Pour Nahum Barnea, éditorialiste réputé du Yedioth Ahronoth, "il est douteux qu'Olmert puisse survivre, si ce n'est en raison de l'affaire Talansky, du moins du fait de l'accumulation de toutes les investigations en cours à son encontre".
LE LIKOUD RÉCLAME DES ÉLECTIONS ANTICIPÉES
Ces derniè2es années, les affaires de corruption au plus haut niveau se sont enchaînées - le fils d'Ariel Sharon est actuellement en prison pour avoir reçu des fonds secrets pour les campagnes politiques de son père.
Nombre d'entre elles n'ont jamais abouti.
Depuis sa prise de fonctions, en 2006, Olmert lui-même a dû se défendre dans quatre enquêtes sur des soupçons de malversation ou de trafic d'influence.

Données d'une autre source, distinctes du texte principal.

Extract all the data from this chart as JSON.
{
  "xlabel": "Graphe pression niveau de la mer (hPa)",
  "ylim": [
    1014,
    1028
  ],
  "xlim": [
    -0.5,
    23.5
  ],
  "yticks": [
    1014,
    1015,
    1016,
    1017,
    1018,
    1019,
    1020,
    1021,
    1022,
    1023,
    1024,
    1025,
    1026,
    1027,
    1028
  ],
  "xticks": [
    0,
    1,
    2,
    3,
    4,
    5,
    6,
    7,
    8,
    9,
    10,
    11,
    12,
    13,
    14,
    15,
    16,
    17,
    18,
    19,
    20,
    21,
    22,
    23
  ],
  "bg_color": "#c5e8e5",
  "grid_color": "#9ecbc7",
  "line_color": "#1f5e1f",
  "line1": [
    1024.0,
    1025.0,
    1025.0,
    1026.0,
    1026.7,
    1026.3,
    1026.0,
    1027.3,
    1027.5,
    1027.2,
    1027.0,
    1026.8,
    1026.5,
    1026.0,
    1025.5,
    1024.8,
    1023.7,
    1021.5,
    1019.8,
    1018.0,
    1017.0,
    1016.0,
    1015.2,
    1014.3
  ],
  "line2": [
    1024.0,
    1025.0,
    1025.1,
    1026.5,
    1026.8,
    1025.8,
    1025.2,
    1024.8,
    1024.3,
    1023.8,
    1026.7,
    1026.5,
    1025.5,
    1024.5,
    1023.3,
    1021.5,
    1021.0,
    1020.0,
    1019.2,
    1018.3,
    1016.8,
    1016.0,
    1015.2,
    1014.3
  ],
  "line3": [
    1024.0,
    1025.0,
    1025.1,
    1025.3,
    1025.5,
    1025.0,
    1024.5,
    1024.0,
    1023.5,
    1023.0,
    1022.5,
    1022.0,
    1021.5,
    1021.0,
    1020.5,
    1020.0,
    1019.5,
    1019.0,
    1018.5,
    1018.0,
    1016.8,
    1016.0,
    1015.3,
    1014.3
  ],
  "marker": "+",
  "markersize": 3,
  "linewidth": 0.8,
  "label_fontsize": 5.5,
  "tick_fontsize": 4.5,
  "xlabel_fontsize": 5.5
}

En cas de démission, il serait remplacé par son adjointe à la tête du parti centriste Kadima, la ministre des Affaires étrangères Tzipi Livni, qui est étroitement impliquée dans le processus de paix avec Washington et les négociateurs palestiniens.
Le Likoud, parti d'opposition de droite, réclame lui des élections anticipées à un moment où son chef de file, Benjamin Netanyahu, domine les sondages. "Olmert et son gouvernement Kadima n'ont plus de légitimité publique ni morale", a déclaré Yuval Steinitz, député du parti de droite à la Knesset.
Pour l'heure, ni Livni, ni le ministre de la Défense Ehud Barak, chef de file du Parti travailliste qui appuie Olmert, ne se sont encore exprimés sur la question. "Le parti est pris dans un vrai dilemme", confie à Reuters un responsable travailliste proche d'Olmert. "Pour l'heure, je pense que Barak attendra le bon moment", ajoute-t-il.
Pour l'Autorité palestinienne, l'affaire est source d'inquiétude en raison des menaces qu'elle fait peser sur la poursuite du processus de paix relancé en novembre sous l'égide de George Bush à la conférence d'Annapolis, dans le Maryland.
Si la fragile coalition d'Olmert venait à s'effondrer, la probabilité de parvenir à un accord d'ici la fin du mandat de Bush, en janvier 2009, diminuerait encore, sans doute au point de devenir infime.